Programming Praxis – Natural Join

June 15, 2010

In today’s Programming Praxis exercise we have to implement a program that joins two files with tables in them. The provided Scheme solution is 29 lines, so let’s see if we can’t reduce that a little bit.

Some imports:

import Data.List
import Data.List.Split
import System.Environment

The tables are read from files with lines of tab-separated values.

loadFile :: FilePath -> IO [[String]]
loadFile = fmap (map (splitOn "\t") . lines) . readFile

Due to the assumption given in the exercise (the key is always the first field), the join algorithm can be pretty simple. It doesn’t take into account that the keys are sorted, so it’s not as efficient as it could be (O(n^2) versus O(n)), but for the small test case we’re using this doesn’t matter that much.
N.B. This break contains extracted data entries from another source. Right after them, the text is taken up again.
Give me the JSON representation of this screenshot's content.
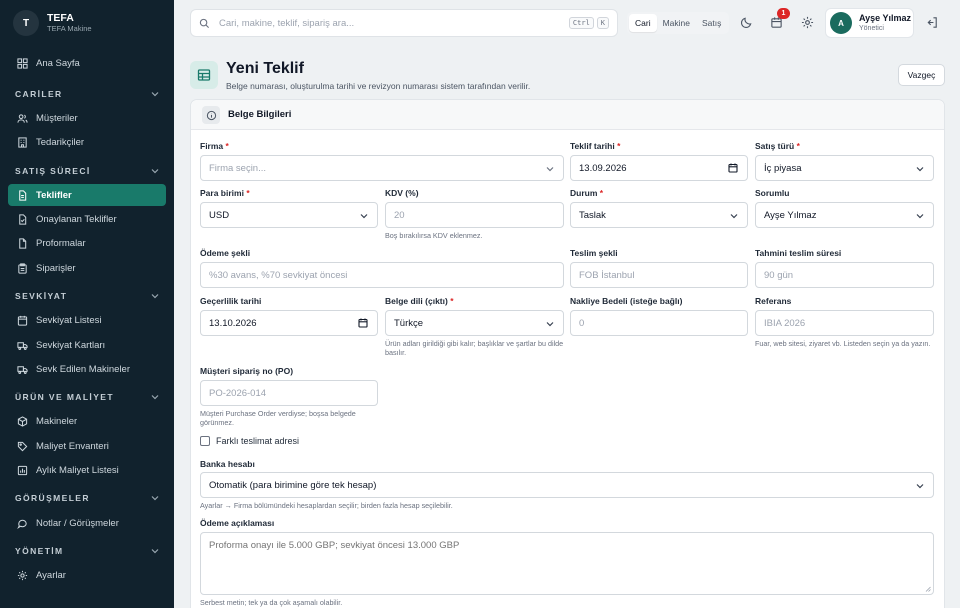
{
  "brand": {
    "initial": "T",
    "name": "TEFA",
    "subtitle": "TEFA Makine"
  },
  "sidebar": {
    "home": "Ana Sayfa",
    "sections": {
      "cariler": "CARİLER",
      "satis": "SATIŞ SÜRECİ",
      "sevkiyat": "SEVKİYAT",
      "urun": "ÜRÜN VE MALİYET",
      "gorusmeler": "GÖRÜŞMELER",
      "yonetim": "YÖNETİM"
    },
    "items": {
      "musteriler": "Müşteriler",
      "tedarikciler": "Tedarikçiler",
      "teklifler": "Teklifler",
      "onaylanan": "Onaylanan Teklifler",
      "proformalar": "Proformalar",
      "siparisler": "Siparişler",
      "sevkiyat_listesi": "Sevkiyat Listesi",
      "sevkiyat_kartlari": "Sevkiyat Kartları",
      "sevk_edilen": "Sevk Edilen Makineler",
      "makineler": "Makineler",
      "maliyet_envanteri": "Maliyet Envanteri",
      "aylik_maliyet": "Aylık Maliyet Listesi",
      "notlar": "Notlar / Görüşmeler",
      "ayarlar": "Ayarlar"
    }
  },
  "topbar": {
    "search_placeholder": "Cari, makine, teklif, sipariş ara...",
    "kbd_ctrl": "Ctrl",
    "kbd_k": "K",
    "segments": [
      "Cari",
      "Makine",
      "Satış"
    ],
    "notification_count": "1",
    "user_initial": "A",
    "user_name": "Ayşe Yılmaz",
    "user_role": "Yönetici"
  },
  "page": {
    "title": "Yeni Teklif",
    "subtitle": "Belge numarası, oluşturulma tarihi ve revizyon numarası sistem tarafından verilir.",
    "cancel": "Vazgeç"
  },
  "card": {
    "title": "Belge Bilgileri"
  },
  "form": {
    "firma": {
      "label": "Firma",
      "placeholder": "Firma seçin..."
    },
    "teklif_tarihi": {
      "label": "Teklif tarihi",
      "value": "13.09.2026"
    },
    "satis_turu": {
      "label": "Satış türü",
      "value": "İç piyasa"
    },
    "para_birimi": {
      "label": "Para birimi",
      "value": "USD"
    },
    "kdv": {
      "label": "KDV (%)",
      "placeholder": "20",
      "hint": "Boş bırakılırsa KDV eklenmez."
    },
    "durum": {
      "label": "Durum",
      "value": "Taslak"
    },
    "sorumlu": {
      "label": "Sorumlu",
      "value": "Ayşe Yılmaz"
    },
    "odeme_sekli": {
      "label": "Ödeme şekli",
      "placeholder": "%30 avans, %70 sevkiyat öncesi"
    },
    "teslim_sekli": {
      "label": "Teslim şekli",
      "placeholder": "FOB İstanbul"
    },
    "teslim_suresi": {
      "label": "Tahmini teslim süresi",
      "placeholder": "90 gün"
    },
    "gecerlilik": {
      "label": "Geçerlilik tarihi",
      "value": "13.10.2026"
    },
    "belge_dili": {
      "label": "Belge dili (çıktı)",
      "value": "Türkçe",
      "hint": "Ürün adları girildiği gibi kalır; başlıklar ve şartlar bu dilde basılır."
    },
    "nakliye": {
      "label": "Nakliye Bedeli (isteğe bağlı)",
      "placeholder": "0"
    },
    "referans": {
      "label": "Referans",
      "placeholder": "IBIA 2026",
      "hint": "Fuar, web sitesi, ziyaret vb. Listeden seçin ya da yazın."
    },
    "po": {
      "label": "Müşteri sipariş no (PO)",
      "placeholder": "PO-2026-014",
      "hint": "Müşteri Purchase Order verdiyse; boşsa belgede görünmez."
    },
    "farkli_teslimat": "Farklı teslimat adresi",
    "banka": {
      "label": "Banka hesabı",
      "value": "Otomatik (para birimine göre tek hesap)",
      "hint": "Ayarlar → Firma bölümündeki hesaplardan seçilir; birden fazla hesap seçilebilir."
    },
    "odeme_aciklamasi": {
      "label": "Ödeme açıklaması",
      "placeholder": "Proforma onayı ile 5.000 GBP; sevkiyat öncesi 13.000 GBP",
      "hint": "Serbest metin; tek ya da çok aşamalı olabilir."
    }
  },
  "colors": {
    "sidebar": "#11222d",
    "accent": "#197a6a",
    "required": "#dc2626"
  }
}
join :: Eq a => [[a]] -> [[a]] -> [[a]]
join (ks1:f1) (ks2:f2) = union ks1 ks2 :
    [k1 : v1++v2 | (k1:v1) <- f1, (k2:v2) <- f2, k1 == k2]
join _        _        = []

While the exercise only calls for two parameters, this would actually take more code than accepting an arbitrary number of them (>= 2), so we do that instead.

main :: IO ()
main = mapM_ putStrLn . map (intercalate "\t") .
       foldl1 join =<< mapM loadFile =<< getArgs

Six lines, one of which is technically not needed for the test case. Not too shabby.